A Vara Especializada em Ações Coletivas de Cuiabá condenou o ex-presidente da Assembleia Legislativa de Mato Grosso (ALMT), Humberto Melo Bosaipo, e os contadores José Quirino Pereira, Joel Quirino Pereira e Maria Benedita da Paz por participação em um esquema de desvio de R$ 2,5 milhões do Legislativo estadual, entre os anos 2000 e 2002.
A sentença, publicada hoje (6) e assinada pelo juiz Bruno D’Oliveira Marques, é resultado de uma Ação Civil Pública de Ressarcimento ao Erário movida pelo Ministério Público do Estado de Mato Grosso (MPMT). O magistrado considerou comprovado que os réus utilizaram empresas fictícias ou irregulares para justificar a emissão de cheques da ALMT e simular serviços que jamais foram prestados.
Segundo a decisão, Humberto Bosaipo, então presidente e primeiro-secretário da Assembleia, autorizou 52 cheques emitidos em nome das empresas Agência de Viagens Pantanal, MBP da Paz - ME e Várzea Grande Turismo Ltda., que, juntas, receberam R$ 2.567.522,49. As empresas eram mantidas ou controladas pelos irmãos José e Joel Quirino, contadores da Ômega Contabilidade, e pela empresária Maria Benedita da Paz, irmã dos contadores.
O esquema foi revelado pela Operação Arca de Noé, conduzida pelo Gaeco, e confirmado por depoimentos e documentos bancários. As investigações indicaram que os cheques eram descontados junto à Confiança Factoring, empresa ligada ao grupo de João Arcanjo Ribeiro, e que os valores eram usados para despesas pessoais e campanhas eleitorais.
Durante o processo, parte dos acusados firmou acordos judiciais. O ex-deputado José Geraldo Riva teve o processo extinto em razão da colaboração premiada firmada com o Ministério Público, já homologada pelo Tribunal de Justiça de Mato Grosso (TJMT).

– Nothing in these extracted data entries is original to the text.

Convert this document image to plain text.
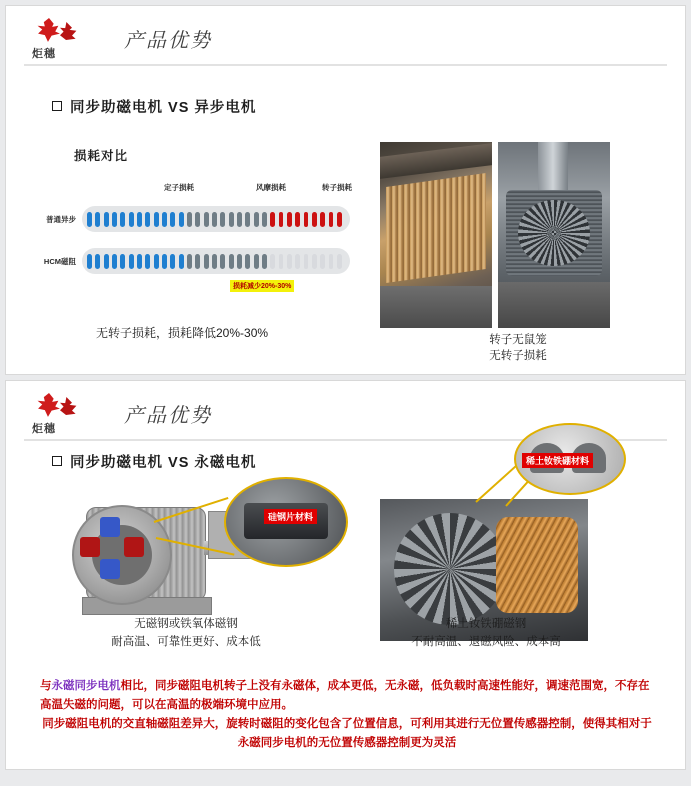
炬穗
产品优势
同步助磁电机 VS 异步电机
损耗对比
定子损耗	风摩损耗	转子损耗
普通异步
HCM磁阻
损耗减少20%-30%
无转子损耗，损耗降低20%-30%	转子无鼠笼
无转子损耗
炬穗
产品优势
同步助磁电机 VS 永磁电机
硅钢片材料
稀土钕铁硼材料
无磁钢或铁氧体磁钢
耐高温、可靠性更好、成本低
稀土钕铁硼磁钢
不耐高温、退磁风险、成本高
与永磁同步电机相比，同步磁阻电机转子上没有永磁体，成本更低，无永磁，低负载时高速性能好，调速范围宽，不存在高温失磁的问题，可以在高温的极端环境中应用。
同步磁阻电机的交直轴磁阻差异大，旋转时磁阻的变化包含了位置信息，可利用其进行无位置传感器控制，使得其相对于永磁同步电机的无位置传感器控制更为灵活
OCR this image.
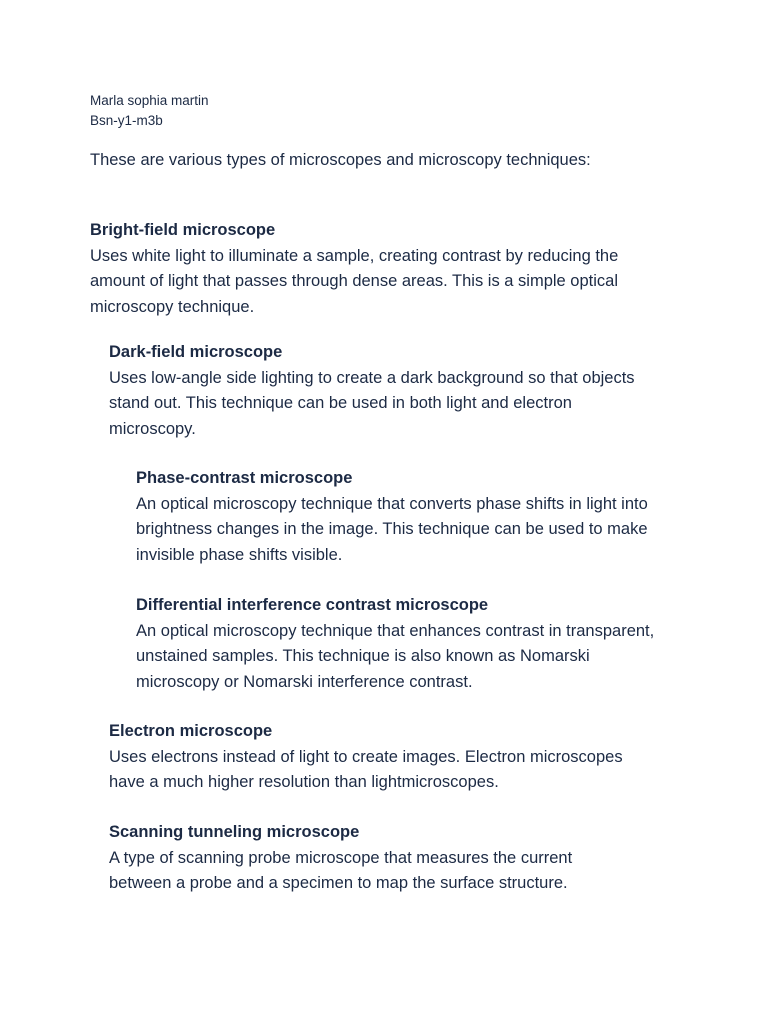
Marla sophia martin
Bsn-y1-m3b
These are various types of microscopes and microscopy techniques:
Bright-field microscope
Uses white light to illuminate a sample, creating contrast by reducing the
amount of light that passes through dense areas. This is a simple optical
microscopy technique.
Dark-field microscope
Uses low-angle side lighting to create a dark background so that objects
stand out. This technique can be used in both light and electron
microscopy.
Phase-contrast microscope
An optical microscopy technique that converts phase shifts in light into
brightness changes in the image. This technique can be used to make
invisible phase shifts visible.
Differential interference contrast microscope
An optical microscopy technique that enhances contrast in transparent,
unstained samples. This technique is also known as Nomarski
microscopy or Nomarski interference contrast.
Electron microscope
Uses electrons instead of light to create images. Electron microscopes
have a much higher resolution than lightmicroscopes.
Scanning tunneling microscope
A type of scanning probe microscope that measures the current
between a probe and a specimen to map the surface structure.
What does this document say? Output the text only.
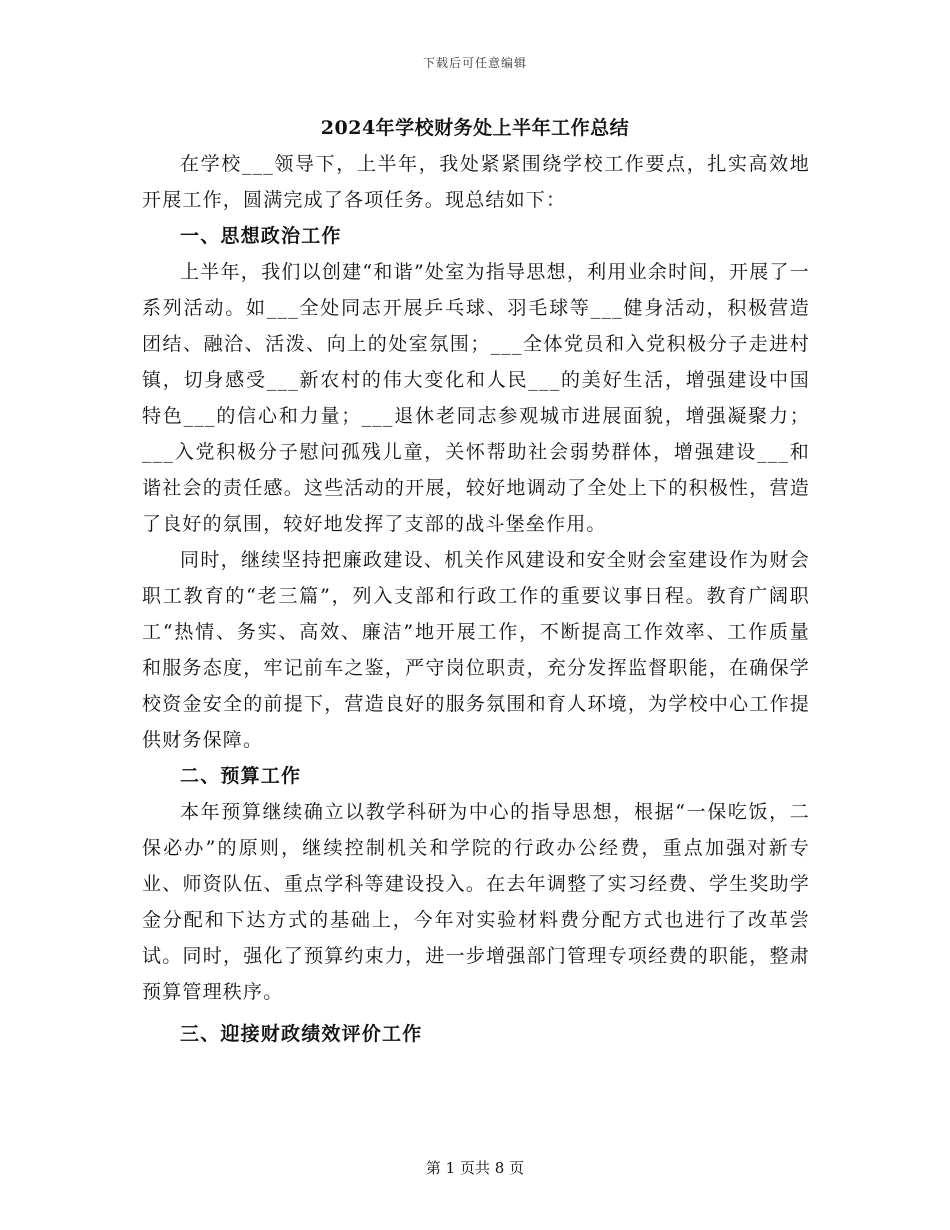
下载后可任意编辑
2024年学校财务处上半年工作总结

在学校___领导下，上半年，我处紧紧围绕学校工作要点，扎实高效地开展工作，圆满完成了各项任务。现总结如下：

一、思想政治工作

上半年，我们以创建“和谐”处室为指导思想，利用业余时间，开展了一系列活动。如___全处同志开展乒乓球、羽毛球等___健身活动，积极营造团结、融洽、活泼、向上的处室氛围；___全体党员和入党积极分子走进村镇，切身感受___新农村的伟大变化和人民___的美好生活，增强建设中国特色___的信心和力量；___退休老同志参观城市进展面貌，增强凝聚力；___入党积极分子慰问孤残儿童，关怀帮助社会弱势群体，增强建设___和谐社会的责任感。这些活动的开展，较好地调动了全处上下的积极性，营造了良好的氛围，较好地发挥了支部的战斗堡垒作用。

同时，继续坚持把廉政建设、机关作风建设和安全财会室建设作为财会职工教育的“老三篇”，列入支部和行政工作的重要议事日程。教育广阔职工“热情、务实、高效、廉洁”地开展工作，不断提高工作效率、工作质量和服务态度，牢记前车之鉴，严守岗位职责，充分发挥监督职能，在确保学校资金安全的前提下，营造良好的服务氛围和育人环境，为学校中心工作提供财务保障。

二、预算工作

本年预算继续确立以教学科研为中心的指导思想，根据“一保吃饭，二保必办”的原则，继续控制机关和学院的行政办公经费，重点加强对新专业、师资队伍、重点学科等建设投入。在去年调整了实习经费、学生奖助学金分配和下达方式的基础上，今年对实验材料费分配方式也进行了改革尝试。同时，强化了预算约束力，进一步增强部门管理专项经费的职能，整肃预算管理秩序。

三、迎接财政绩效评价工作
第 1 页共 8 页
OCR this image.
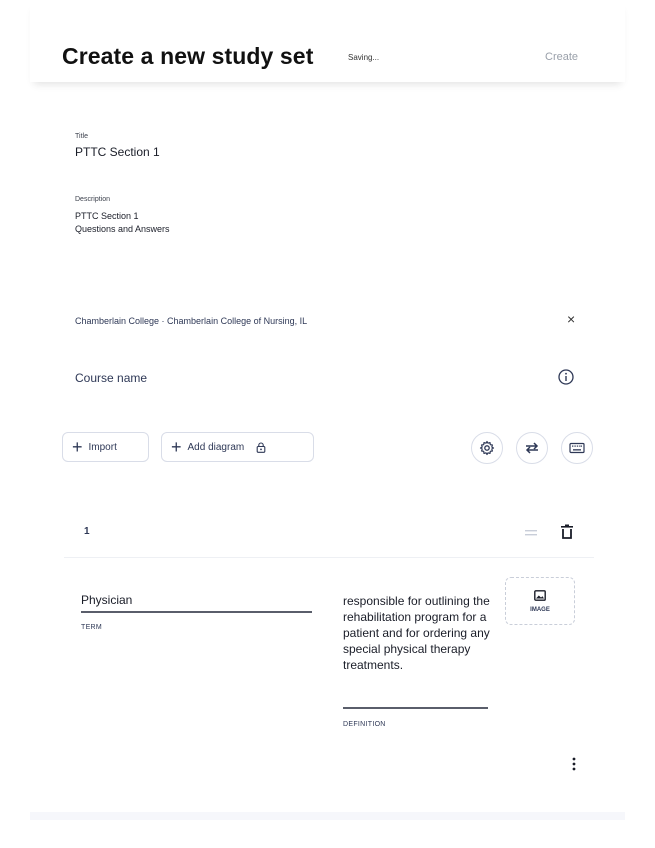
Create a new study set	Saving...	Create
Title
PTTC Section 1
Description
PTTC Section 1
Questions and Answers
Chamberlain College · Chamberlain College of Nursing, IL	×
Course name
+ Import	+ Add diagram
1
Physician
TERM
responsible for outlining the rehabilitation program for a patient and for ordering any special physical therapy treatments.
DEFINITION
IMAGE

Os ex-servidores Geraldo Lauro e Guilherme da Costa Garcia celebraram Acordos de Não Persecução Cível (ANPCs), comprometendo-se a pagar, cada um, R$ 600 mil, divididos entre ressarcimento e multa civil.
Em relação aos demais, o juiz julgou procedente o pedido do Ministério Público, condenando Humberto Bosaipo, José e Joel Quirino Pereira e Maria Benedita da Paz de forma solidária ao pagamento de R$ 90.680,00, e os três primeiros (sem Maria Benedita) a R$ 1.907.784,03, ambos valores atualizáveis com juros e correção monetária desde o ato ilícito.
A decisão também levantou a indisponibilidade de bens de José Riva e Guilherme Garcia, já contemplados pelos acordos, e determinou que os nomes dos condenados constem nos sistemas de inelegibilidade eleitoral (INFODIP) e de empresas inidôneas (CEIS), conforme as penalidades pactuadas.
No despacho, o magistrado destacou que o conjunto de provas - documentos fiscais, extratos bancários e depoimentos de funcionários da factoring — comprova o desvio doloso dos recursos públicos. Segundo ele, as empresas envolvidas “nunca prestaram serviços à Assembleia Legislativa, servindo apenas de fachada para escoar dinheiro público”.
“Os réus agiram de forma consciente e reiterada, validando ordens de pagamento em favor de pessoas jurídicas sabidamente inidôneas, o que evidencia o dolo específico exigido pela Lei de Improbidade”, escreveu o juiz.
A sentença encerra um dos últimos desdobramentos civis da Operação Arca de Noé, que investigou a movimentação de R$ 65 milhões da ALMT em cheques destinados a empresas de fachada e à Confiança Factoring.